Amidst lock-down, while everything is shut off, I was dearly missing my daily dose of fish curry. All of sudden, got hold of good half a kilo of fresh Katla fish which demanded some special treatment. What else could be better to prepare a rich katla curry with creamy yogurt gravy? Indulged into the sheer joy of preparing the Doi Katla and then to have it with long grained rice. One of the few brighter spots in the time of containment.
Just to mention that, many moons back shared almost a similar recipe but with Salmon fillet ( Salmon with yogurt gravy (Doi Mach) ).
In fact one can prepare this dish with Rohu fish as well.
Ingredients to serve 2-3 :
- Katla fish (medium size pieces) – 300 gm.
- Paste of 2 small onion
- Paste of 3 cloves of garlic, 1 inch piece of ginger and 2 green chillies
- Paste of 5 soaked almonds/ cashew nuts (optional)
- Beaten yogurt – 2 tbspoon
- Whole garam masala (cinnamon – 1 inch stick, green cardamom – 2, clove – 3)
- Bay leaf – 1
- Dry red chilli – 1
- Cumin seeds – ½ tespoon
- Turmeric powder – 1 teaspoon
- Red chilli powder – ½ teaspoon
- Cumin powder – ¼ teaspoon
- Salt to taste
- Sugar – ½ teaspoon
- Mustard oil – 7-8 thspoon
Remove the scales of Katla pieces, keeping the skin intact, and wash them thoroughly. Coat the pieces with salt and ½ teaspoon of turmeric powder, leave for 10-15 minutes.
Heat oil in a frying pan or kadai over medium flame.
Fry the fishes into the hot oil till golden in colour and keep aside.
Add whole garam masala, bay leaf, dry red chilli and cumin seeds in the remaining oil. Saute for a while.
Then add onion paste and fry for 2-3 minutes on medium flame.
Add ginger-garlic-green chilli paste and continue frying till oil separates from the mixture and the onion paste become golden brown.

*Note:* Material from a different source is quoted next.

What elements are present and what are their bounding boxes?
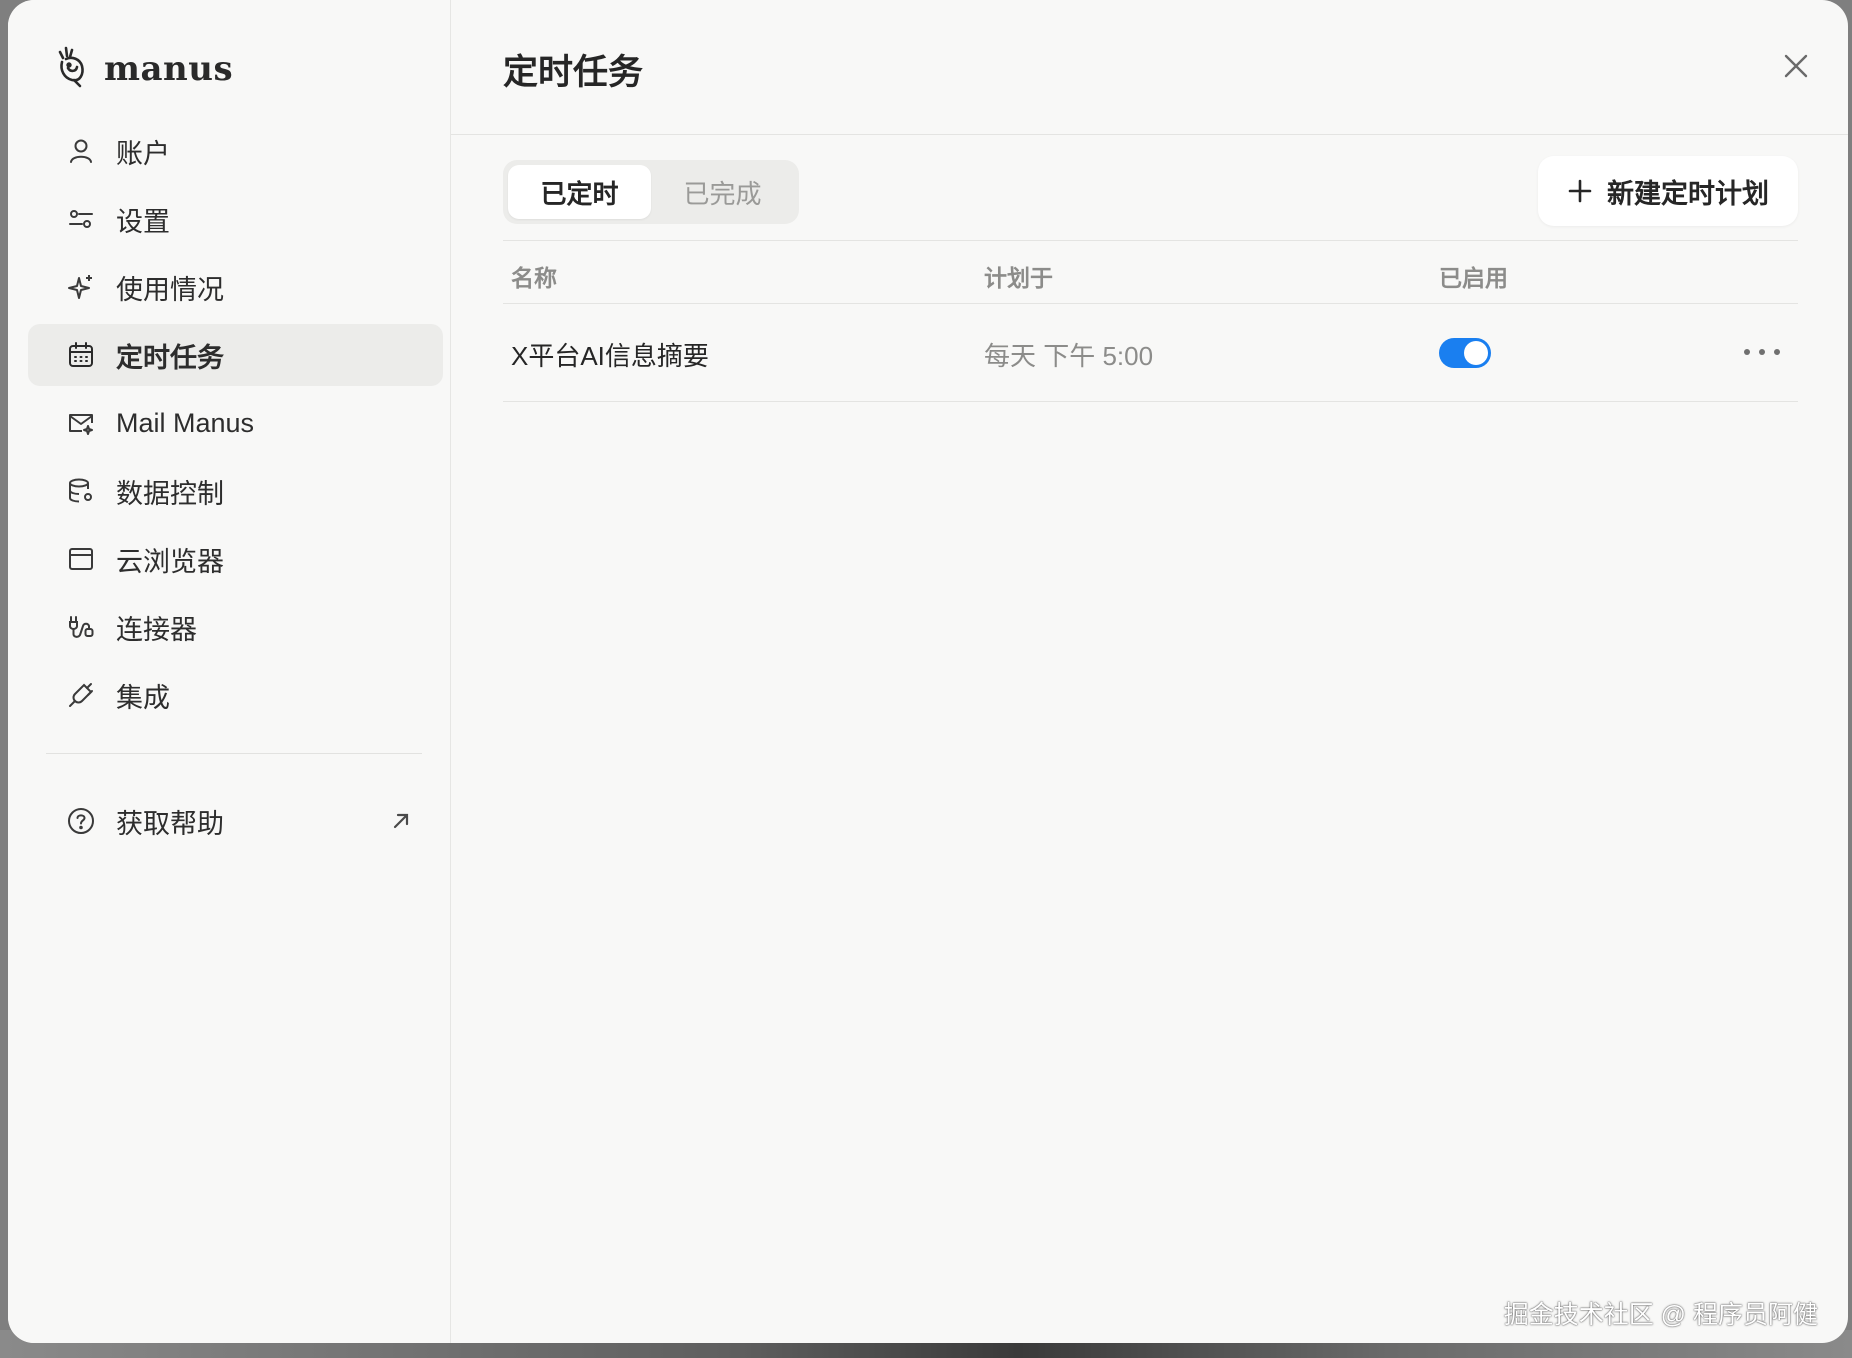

Now add remaining turmeric powder, red chilli powder and cumin powder, cook till their raw flavour goes off.
Then add beaten yogurt and almond paste, cook till raw flavour of yogurt goes off.
Now add 2 cups (small) of water and mix it well to the spice mixture.
Add fried fish pieces to the gravy once water starts boiling.
Cover the kadai with a lid and let it cook for few minutes till the gravy thicken to your desired consistency.
Put the gas off, wait for two minutes and then transfer the fish in a serving bowl.
Serve with plain rice.
Always use the yogurt while it is in room temperature and beat it until creamy. Stir well after the addition of the yogurt. Otherwise the yogurt can separate in the gravy.